The choice for countries like Latvia, whose currency-peg to the Euro is crippling their economy and which have borrowed heavily in Euros, is routinely presented as devaluation or deflation. Either they must allow their currency to float (down), making their exports more competitive and imports less competitive but at the cost of making their Euro debts more expensive, or wages and prices must be driven down if they wish to retain their currency peg. Are these genuine alternatives, and is either of them a solution?
What I am wondering, which no one who posits these alternatives seems to address, is: how will they pay their debts when wages and profits have been decimated? Or conversely, if they honour their debts (whose cost of finance will be a major component of overall costs, as will be taxation to pay for increasing welfare requirements from a shrinking tax-base), will cuts to wages and prices make much of a difference to their competitive position? And won't their government deficit get even worse in these circumstances, maintaining pressure on their currency? Already, no one wants to buy their government bonds.

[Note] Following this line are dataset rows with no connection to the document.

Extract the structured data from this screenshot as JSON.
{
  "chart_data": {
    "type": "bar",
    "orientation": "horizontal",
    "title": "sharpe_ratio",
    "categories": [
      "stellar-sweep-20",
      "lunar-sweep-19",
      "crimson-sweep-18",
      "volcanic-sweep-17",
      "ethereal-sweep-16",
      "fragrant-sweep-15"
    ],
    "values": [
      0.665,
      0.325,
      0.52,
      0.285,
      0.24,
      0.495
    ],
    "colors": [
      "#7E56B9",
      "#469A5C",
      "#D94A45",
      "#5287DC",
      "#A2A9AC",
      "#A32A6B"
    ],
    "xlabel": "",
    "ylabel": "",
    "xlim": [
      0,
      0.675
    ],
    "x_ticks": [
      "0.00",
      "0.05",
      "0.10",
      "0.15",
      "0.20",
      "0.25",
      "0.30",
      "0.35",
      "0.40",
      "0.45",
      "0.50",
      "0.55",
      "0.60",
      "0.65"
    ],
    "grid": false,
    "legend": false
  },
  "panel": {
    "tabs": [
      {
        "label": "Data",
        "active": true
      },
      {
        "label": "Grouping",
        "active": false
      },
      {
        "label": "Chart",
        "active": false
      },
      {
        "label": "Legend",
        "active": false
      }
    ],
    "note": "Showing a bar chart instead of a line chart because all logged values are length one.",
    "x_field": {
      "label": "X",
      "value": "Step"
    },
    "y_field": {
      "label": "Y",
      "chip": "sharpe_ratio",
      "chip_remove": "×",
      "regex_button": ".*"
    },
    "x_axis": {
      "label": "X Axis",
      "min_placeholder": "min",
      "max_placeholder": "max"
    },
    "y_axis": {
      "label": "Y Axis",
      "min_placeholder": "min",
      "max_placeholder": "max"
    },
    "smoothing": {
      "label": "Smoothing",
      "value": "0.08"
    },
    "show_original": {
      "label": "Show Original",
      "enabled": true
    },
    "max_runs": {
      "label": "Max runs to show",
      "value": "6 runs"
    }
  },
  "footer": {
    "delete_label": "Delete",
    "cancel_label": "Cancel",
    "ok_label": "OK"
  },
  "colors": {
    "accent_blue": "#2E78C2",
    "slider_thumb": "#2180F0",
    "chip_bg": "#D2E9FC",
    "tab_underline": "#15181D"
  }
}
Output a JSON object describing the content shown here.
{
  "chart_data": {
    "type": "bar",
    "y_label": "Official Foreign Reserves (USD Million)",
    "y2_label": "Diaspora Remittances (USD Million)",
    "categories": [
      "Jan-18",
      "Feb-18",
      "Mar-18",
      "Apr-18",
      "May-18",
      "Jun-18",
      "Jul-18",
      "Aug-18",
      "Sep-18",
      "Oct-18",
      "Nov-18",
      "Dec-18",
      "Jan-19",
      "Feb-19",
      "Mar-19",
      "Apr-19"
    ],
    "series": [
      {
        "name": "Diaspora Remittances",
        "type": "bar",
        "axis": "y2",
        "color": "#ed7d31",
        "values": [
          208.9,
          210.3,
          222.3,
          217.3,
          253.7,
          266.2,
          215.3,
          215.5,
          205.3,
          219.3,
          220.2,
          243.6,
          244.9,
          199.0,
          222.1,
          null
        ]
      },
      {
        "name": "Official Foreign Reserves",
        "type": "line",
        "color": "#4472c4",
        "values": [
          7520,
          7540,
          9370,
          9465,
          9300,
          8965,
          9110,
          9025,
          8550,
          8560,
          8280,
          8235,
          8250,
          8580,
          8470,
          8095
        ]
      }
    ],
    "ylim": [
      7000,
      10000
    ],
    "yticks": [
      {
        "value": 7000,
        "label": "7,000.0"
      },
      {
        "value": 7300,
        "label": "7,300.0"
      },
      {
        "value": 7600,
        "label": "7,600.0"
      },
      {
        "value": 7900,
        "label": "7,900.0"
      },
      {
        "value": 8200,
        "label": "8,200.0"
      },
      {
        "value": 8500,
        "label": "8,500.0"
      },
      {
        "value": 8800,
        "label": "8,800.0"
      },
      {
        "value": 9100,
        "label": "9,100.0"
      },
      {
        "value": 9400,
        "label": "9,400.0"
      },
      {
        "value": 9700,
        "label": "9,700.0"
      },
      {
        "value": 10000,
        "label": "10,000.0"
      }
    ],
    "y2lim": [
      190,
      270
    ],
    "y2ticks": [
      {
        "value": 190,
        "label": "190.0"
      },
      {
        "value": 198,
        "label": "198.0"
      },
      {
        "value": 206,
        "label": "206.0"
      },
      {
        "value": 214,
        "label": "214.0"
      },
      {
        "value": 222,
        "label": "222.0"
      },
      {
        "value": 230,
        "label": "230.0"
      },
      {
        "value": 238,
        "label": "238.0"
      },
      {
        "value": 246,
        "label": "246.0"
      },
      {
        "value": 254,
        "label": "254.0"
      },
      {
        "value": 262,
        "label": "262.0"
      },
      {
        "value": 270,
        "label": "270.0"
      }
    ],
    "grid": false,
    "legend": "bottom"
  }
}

Isn't the reality that we long ago passed the point at which Latvian default on external debts was inevitable, and all the efforts to prop them up is simply delaying the inevitable? Massive deficits, government borrowing and (when they arrive) defaults already put them in breach of the terms required to enter the Euro. And if they maintain the fiction of exchange-rate stability, they will have to join the Euro at a level that will cripple their economy for decades. Isn't it time to bow to the inevitable, allow their currency to revalue, and start the process again at a more realistic exchange rate, if they are so foolishly determined to join the Euro?